O Brasil, como visto, não foge à regra da região. Foi divulgado pelo jornal Norte Americano Washington Post um relatório no qual constatou-se que a América Latina é, atualmente, a região mais perigosa do mundo, com 33% do total de homicídios da média global e 17 países figurando entre os 20 mais perigosos do mundo.
O quarteto Brasil, México, Colômbia e Venezuela são responsáveis por ¼ dos assassinatos ocorridos em todo o planeta.
Entre as 50 cidades mais violentas o mundo, estão no topo do ranking San Salvador, em El salvador e San Pedro Sulas, em Honduras. Na nossa América do Sul, o Brasil alcança o primeiro lugar em disparada.
O perfil das vítimas é de maioria negra ou parda, cerca de 70%, e de homens jovens, ao passo que mais da metade possuía entre 15 e 19 anos. No cenário latino-americano, este percentual sobe para 81%
Com relação à forma como as mortes violentas se dá, o relatório apontou que 71,1% dos assassinatos foram cometidos com arma de fogo, um percentual que só cresce desde 2003, ano da promulgação da lei que instituiu o estatuto do desarmamento. Hoje, o Brasil se distancia dos países vizinho, como o Chile, que registra um índice de 37,3% de homicídios por arma de fogo, e se aproxima cada vez mais de países que compõem o chamado triângulo do terror da américa central, como Honduras, com 83% e El Salvador, com 76, 9%.
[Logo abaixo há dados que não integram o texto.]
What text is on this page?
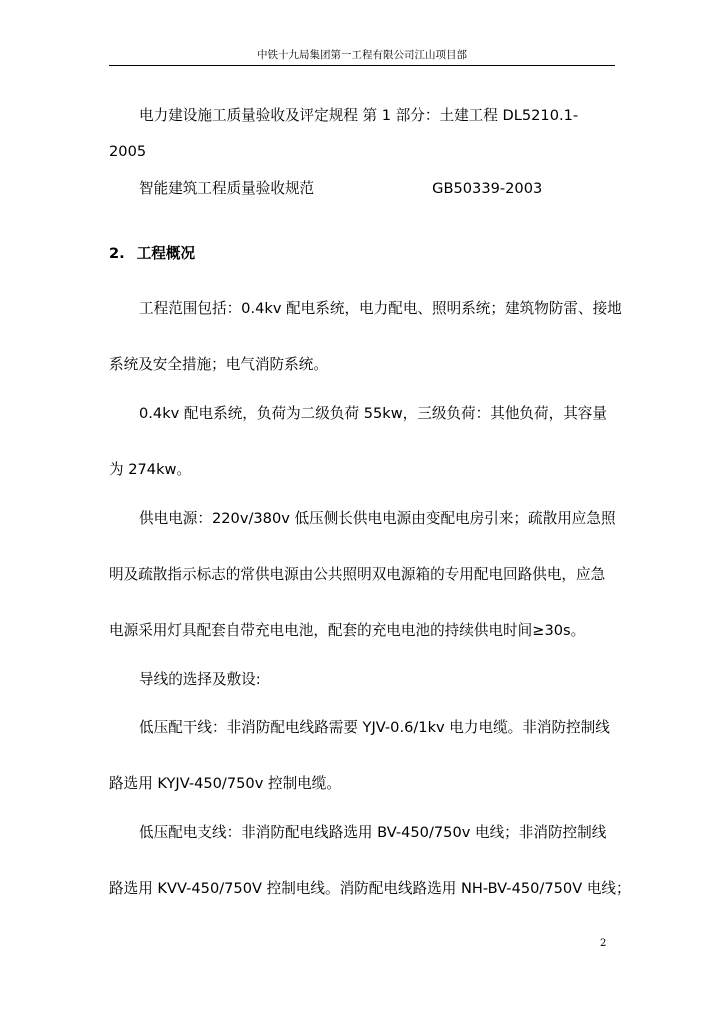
中铁十九局集团第一工程有限公司江山项目部
电力建设施工质量验收及评定规程 第 1 部分：土建工程 DL5210.1-
2005
智能建筑工程质量验收规范	GB50339-2003
2. 工程概况
工程范围包括：0.4kv 配电系统，电力配电、照明系统；建筑物防雷、接地
系统及安全措施；电气消防系统。
0.4kv 配电系统，负荷为二级负荷 55kw，三级负荷：其他负荷，其容量
为 274kw。
供电电源：220v/380v 低压侧长供电电源由变配电房引来；疏散用应急照
明及疏散指示标志的常供电源由公共照明双电源箱的专用配电回路供电，应急
电源采用灯具配套自带充电电池，配套的充电电池的持续供电时间≥30s。
导线的选择及敷设:
低压配干线：非消防配电线路需要 YJV-0.6/1kv 电力电缆。非消防控制线
路选用 KYJV-450/750v 控制电缆。
低压配电支线：非消防配电线路选用 BV-450/750v 电线；非消防控制线
路选用 KVV-450/750V 控制电线。消防配电线路选用 NH-BV-450/750V 电线；
2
Os fatores que geram a violência
Contudo, quais seriam as variantes que contribuiriam para um cenário tão preocupante e que só vem piorado com o passar dos anos? Há quem aponte a urbanização desenfreada, provocada pelo êxodo do campo, diante da falta de políticas públicas que incentivem a distribuição populacional, como por exemplo reformas agrárias, incentivo à economia familiar, estruturação do campo com energia elétrica e malha viária.
Quem defende essa teoria credita ao não abarcamento dessa demanda população e desqualificada pelo mercado de trabalho urbano, gerando fome, falta de moradia e consequentemente o aumento do índice da criminalidade.
Por outro lado, há que credite que a violência que resulta em tantos homicídios reflete no falecimento das instituições no combate do crime organizado, que se aparelhou na região por causa da população suscetível, da corrupção dos governos, no desguarnecimento das fronteiras, aliados, claro, à geografia do lugar.
O caminho para a paz
Mas, no meio do caos, nós temos exemplos de cidades latinas que conseguiram dar a volta por cima. Medellin, na Colômbia, já foi uma das cidades mais violentas do mundo e diminuiu o índice de homicídios em 85%.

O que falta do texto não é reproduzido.